COMMENT: The former Juventus coach has sent a clear message to the enigmatic striker that he will have to change his attitude if he is to have a future with the Azzurri
By Mark Doyle
Two days before announcing his first squad as Italy coach, Antonio Conte declared: “The man counts more than the player. I have always relied on men.” For Mario Balotelli, the Peter Pan of Italian football, that was only ever going to mean one thing: exclusion.
The decision to leave the forward out of the 27-strong panel for Thursday’s friendly with Netherlands and next week’s Euro 2016 qualification opener against Norway still made headlines, of course. Everything Balotelli does has long been considered news in Italy. He is a journalist’s dream and a coach’s nightmare.
Jose Mourinho found him “unmanageable” during their time together at Inter, while it is extremely telling that new AC Milan boss Pippo Inzaghi was not in the least bit perturbed to see the striker sold to Liverpool before the close of the summer transfer window, arguing that what the Rossoneri would lose in talent, they would gain in team spirit.
Conte’s predecessor, Cesare Prandelli, long felt that good outweighed the bad as far as Balotelli concerned. The former Italy coach coaxed some sensational performances out of the Brescia native during his four-year spell in charge, most notably at Euro 2012, but even he was eventually let down by Balotelli, who became a divisive presence within the squad during this summer’s World Cup in Brazil.
Prandelli belatedly accepted that Balotelli was a liability – both on and off the field; a forward just as adept at tearing a dressing room apart as a defence. As Ignazio Abate, who has played alongside Balotelli for both Milan and Italy, said on Sunday, “Mario is a truly great player, but he needs to improve in other areas.”
By leaving Balotelli out of his first squad, Conte has now made an instant statement of intent: the team comes first.
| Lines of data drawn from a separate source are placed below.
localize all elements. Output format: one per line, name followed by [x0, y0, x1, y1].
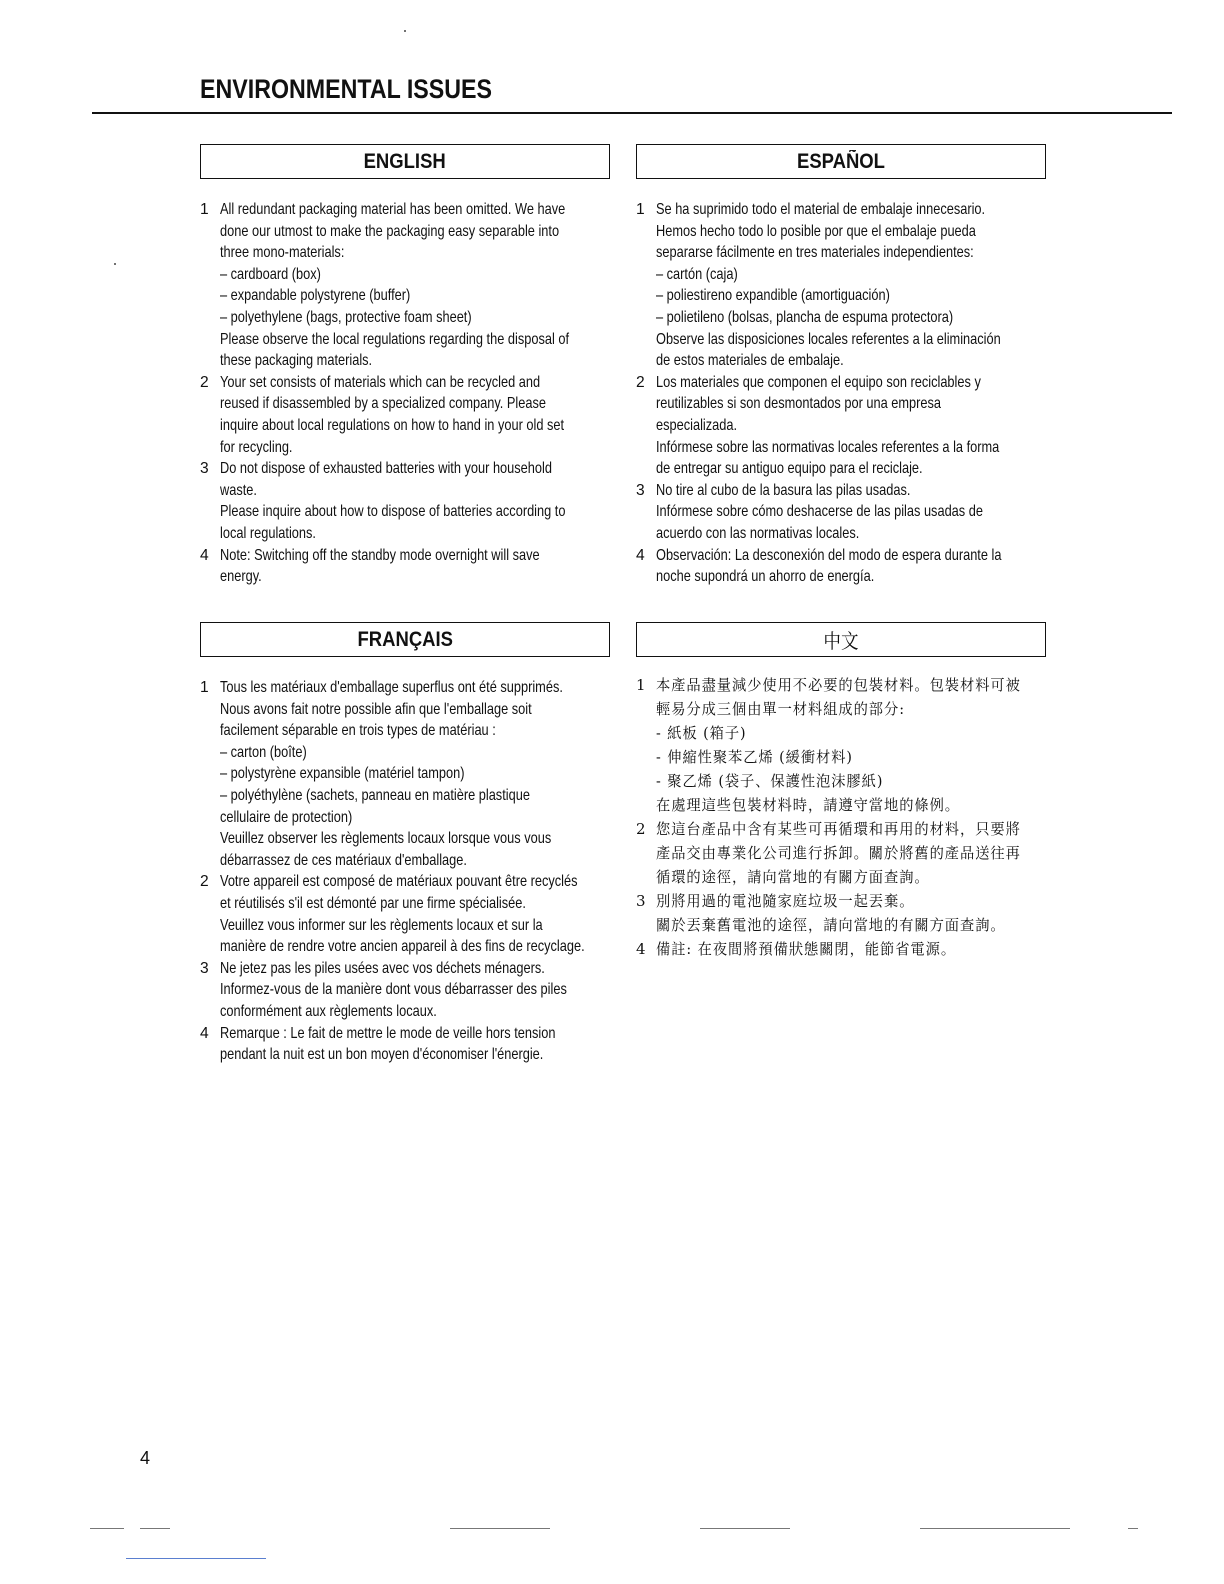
item-text-line: for recycling.	[220, 438, 293, 456]
scan-line	[920, 1528, 1070, 1529]
item-text-line: Please inquire about how to dispose of batteries according to	[220, 503, 566, 521]
scan-speck	[114, 263, 116, 265]
title-rule	[92, 112, 1172, 114]
item-text-line: Votre appareil est composé de matériaux pouvant être recyclés	[220, 873, 578, 891]
item-number: 3	[200, 959, 209, 977]
item-text-line: reused if disassembled by a specialized company. Please	[220, 395, 547, 413]
item-text-line: pendant la nuit est un bon moyen d'économiser l'énergie.	[220, 1046, 544, 1064]
item-text-line: Nous avons fait notre possible afin que l'emballage soit	[220, 700, 532, 718]
item-text-line: Ne jetez pas les piles usées avec vos déchets ménagers.	[220, 959, 545, 977]
list-item	[200, 958, 610, 1023]
scan-line	[700, 1528, 790, 1529]
item-number: 2	[200, 373, 209, 391]
item-text-line: Informez-vous de la manière dont vous débarrasser des piles	[220, 981, 567, 999]
zhongwen-list	[636, 673, 1046, 961]
item-text-line: – polyéthylène (sachets, panneau en matière plastique	[220, 786, 530, 804]
item-text-line: waste.	[220, 481, 257, 499]
list-item	[200, 677, 610, 871]
item-number: 3	[200, 460, 209, 478]
item-text-line: Your set consists of materials which can be recycled and	[220, 373, 541, 391]
list-item	[200, 871, 610, 957]
list-item	[200, 1023, 610, 1066]
item-text-line: Tous les matériaux d'emballage superflus ont été supprimés.	[220, 679, 563, 696]
item-text-line: 別將用過的電池隨家庭垃圾一起丟棄。	[656, 892, 915, 910]
espanol-section	[636, 144, 1046, 588]
item-text-line: Do not dispose of exhausted batteries with your household	[220, 460, 552, 478]
item-text-line: Observe las disposiciones locales referentes a la eliminación	[656, 330, 1001, 348]
page-number: 4	[140, 1448, 151, 1468]
item-number: 3	[636, 892, 646, 910]
scan-line	[126, 1558, 266, 1559]
espanol-list	[636, 199, 1046, 588]
item-number: 4	[636, 546, 645, 564]
item-text-line: separarse fácilmente en tres materiales independientes:	[656, 244, 974, 262]
zhongwen-heading: 中文	[823, 629, 859, 653]
item-number: 2	[636, 373, 645, 391]
item-text-line: especializada.	[656, 416, 738, 434]
francais-heading: FRANÇAIS	[357, 627, 453, 651]
item-text-line: local regulations.	[220, 524, 316, 542]
item-text-line: 循環的途徑，請向當地的有關方面查詢。	[656, 868, 930, 886]
item-text-line: – carton (boîte)	[220, 743, 307, 761]
zhongwen-heading-box	[636, 622, 1046, 657]
english-section	[200, 144, 610, 588]
item-text-line: de estos materiales de embalaje.	[656, 352, 844, 370]
list-item	[636, 889, 1046, 937]
item-text-line: conformément aux règlements locaux.	[220, 1002, 437, 1020]
item-text-line: Los materiales que componen el equipo son reciclables y	[656, 373, 981, 391]
english-heading: ENGLISH	[363, 149, 447, 173]
list-item	[636, 199, 1046, 372]
item-text-line: – expandable polystyrene (buffer)	[220, 287, 411, 305]
item-text-line: these packaging materials.	[220, 352, 373, 370]
scan-speck	[404, 30, 406, 32]
item-text-line: Remarque : Le fait de mettre le mode de veille hors tension	[220, 1024, 556, 1042]
list-item	[636, 480, 1046, 545]
item-text-line: Hemos hecho todo lo posible por que el embalaje pueda	[656, 222, 976, 240]
item-text-line: noche supondrá un ahorro de energía.	[656, 568, 875, 586]
item-text-line: Veuillez observer les règlements locaux lorsque vous vous	[220, 830, 552, 848]
item-number: 1	[200, 201, 209, 218]
item-text-line: Please observe the local regulations regarding the disposal of	[220, 330, 570, 348]
item-text-line: Infórmese sobre las normativas locales referentes a la forma	[656, 438, 1000, 456]
item-text-line: Se ha suprimido todo el material de embalaje innecesario.	[656, 201, 986, 218]
item-text-line: 產品交由專業化公司進行拆卸。關於將舊的產品送往再	[656, 844, 1021, 862]
item-text-line: done our utmost to make the packaging easy separable into	[220, 222, 560, 240]
item-number: 3	[636, 481, 645, 499]
item-text-line: – poliestireno expandible (amortiguación)	[656, 287, 890, 305]
page-title: ENVIRONMENTAL ISSUES	[200, 74, 493, 104]
list-item	[200, 545, 610, 588]
scan-line	[450, 1528, 550, 1529]
item-number: 1	[636, 201, 645, 218]
english-heading-box	[200, 144, 610, 179]
list-item	[636, 545, 1046, 588]
list-item	[200, 458, 610, 544]
item-number: 4	[636, 940, 646, 958]
item-text-line: reutilizables si son desmontados por una empresa	[656, 395, 942, 413]
list-item	[200, 372, 610, 458]
list-item	[636, 817, 1046, 889]
item-text-line: facilement séparable en trois types de matériau :	[220, 722, 496, 740]
list-item	[636, 372, 1046, 480]
item-text-line: Note: Switching off the standby mode overnight will save	[220, 546, 540, 564]
list-item	[636, 937, 1046, 961]
item-text-line: 本產品盡量減少使用不必要的包裝材料。包裝材料可被	[656, 676, 1021, 694]
item-text-line: débarrassez de ces matériaux d'emballage.	[220, 851, 467, 869]
item-text-line: – cardboard (box)	[220, 265, 321, 283]
item-text-line: three mono-materials:	[220, 244, 345, 262]
item-text-line: de entregar su antiguo equipo para el reciclaje.	[656, 460, 923, 478]
espanol-heading-box	[636, 144, 1046, 179]
item-number: 2	[200, 873, 209, 891]
item-text-line: energy.	[220, 568, 262, 586]
list-item	[636, 673, 1046, 817]
item-number: 4	[200, 1024, 209, 1042]
english-list	[200, 199, 610, 588]
item-text-line: inquire about local regulations on how to hand in your old set	[220, 416, 565, 434]
item-text-line: Veuillez vous informer sur les règlements locaux et sur la	[220, 916, 543, 934]
scan-line	[140, 1528, 170, 1529]
item-text-line: 在處理這些包裝材料時，請遵守當地的條例。	[656, 796, 961, 814]
item-text-line: – polyethylene (bags, protective foam sheet)	[220, 308, 472, 326]
item-text-line: 您這台產品中含有某些可再循環和再用的材料，只要將	[656, 820, 1021, 838]
item-text-line: Observación: La desconexión del modo de espera durante la	[656, 546, 1002, 564]
item-text-line: - 紙板 (箱子)	[656, 724, 747, 742]
zhongwen-section	[636, 622, 1046, 961]
item-number: 2	[636, 820, 646, 838]
item-text-line: 關於丟棄舊電池的途徑，請向當地的有關方面查詢。	[656, 916, 1006, 934]
item-number: 1	[200, 679, 209, 696]
item-text-line: No tire al cubo de la basura las pilas usadas.	[656, 481, 911, 499]
scan-line	[1128, 1528, 1138, 1529]
item-text-line: Infórmese sobre cómo deshacerse de las pilas usadas de	[656, 503, 983, 521]
item-text-line: All redundant packaging material has been omitted. We have	[220, 201, 566, 218]
item-text-line: - 聚乙烯 (袋子、保護性泡沫膠紙)	[656, 772, 884, 790]
item-text-line: cellulaire de protection)	[220, 808, 353, 826]
item-text-line: - 伸縮性聚苯乙烯 (緩衝材料)	[656, 748, 853, 766]
francais-list	[200, 677, 610, 1066]
item-text-line: et réutilisés s'il est démonté par une firme spécialisée.	[220, 894, 526, 912]
francais-heading-box	[200, 622, 610, 657]
item-text-line: 備註: 在夜間將預備狀態關閉，能節省電源。	[656, 940, 957, 958]
item-text-line: – polystyrène expansible (matériel tampon)	[220, 765, 465, 783]
item-text-line: – polietileno (bolsas, plancha de espuma protectora)	[656, 308, 954, 326]
scan-line	[90, 1528, 124, 1529]
item-text-line: 輕易分成三個由單一材料組成的部分:	[656, 700, 905, 718]
item-text-line: – cartón (caja)	[656, 265, 738, 283]
item-number: 1	[636, 676, 646, 694]
list-item	[200, 199, 610, 372]
espanol-heading: ESPAÑOL	[797, 149, 885, 173]
item-text-line: manière de rendre votre ancien appareil à des fins de recyclage.	[220, 938, 585, 956]
francais-section	[200, 622, 610, 1066]
item-text-line: acuerdo con las normativas locales.	[656, 524, 860, 542]
item-number: 4	[200, 546, 209, 564]
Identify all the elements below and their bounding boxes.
Players will no longer be picked on what they might do as an individual, but what they will do for the collective. The new Italy boss will always pick perspiration over potential.
“You can have talent but if you don’t put yourself at the service of the team, it doesn’t interest me,” the former Juventus boss stated.
Conte has also made much of the fact that players will have to earn their place in his squad; that reputations or past successes count for nothing. “I don’t gift anything to anyone and I have also said this to the boys,” he explained. “Nobody has ever gifted me anything in life. I have had to struggle to get here.
“There is no preclusion against anyone. But one has to reach the national team on merit.”
However, Conte’s alleged meritocracy is already under scrutiny, as he included Sebastian Giovinco and Pablo Daniel Osvaldo in his original squad, before then calling up Fabio Quagliarella when Osvaldo was forced to withdraw through injury. Those three forwards managed four Serie A goals between them last season. Balotelli, by contrast, hit 14.
Crucially, though, the thing that Giovinco, Osvaldo and Quagliarella have in common – other than dreadful recent records in front of goal – is that they all played under Conte at Juventus last season. Not one of them saw regular game time yet it is worth noting that Quagliarella revealed after his first call-up to the Italy squad in November 2010 that he always enjoyed a fine working relationship with Conte – despite never having been anything more than an impact sub during the coach’s three-year stint in Turin.
In that context, while Conte claims that he was not sending a message to Balotelli, it is hard to interpret it as anything but. The 45-year-old has made it clear that he would rather have three players he did not even deem good enough for a starting berth at Juventus in his Italy squad ahead of Balotelli.
The 24-year-old could react with characteristic petulance to such an insult. Or he could take it like a man. If he’s to have any chance of an Italy recall under Conte’s stewardship, it will have to be the latter.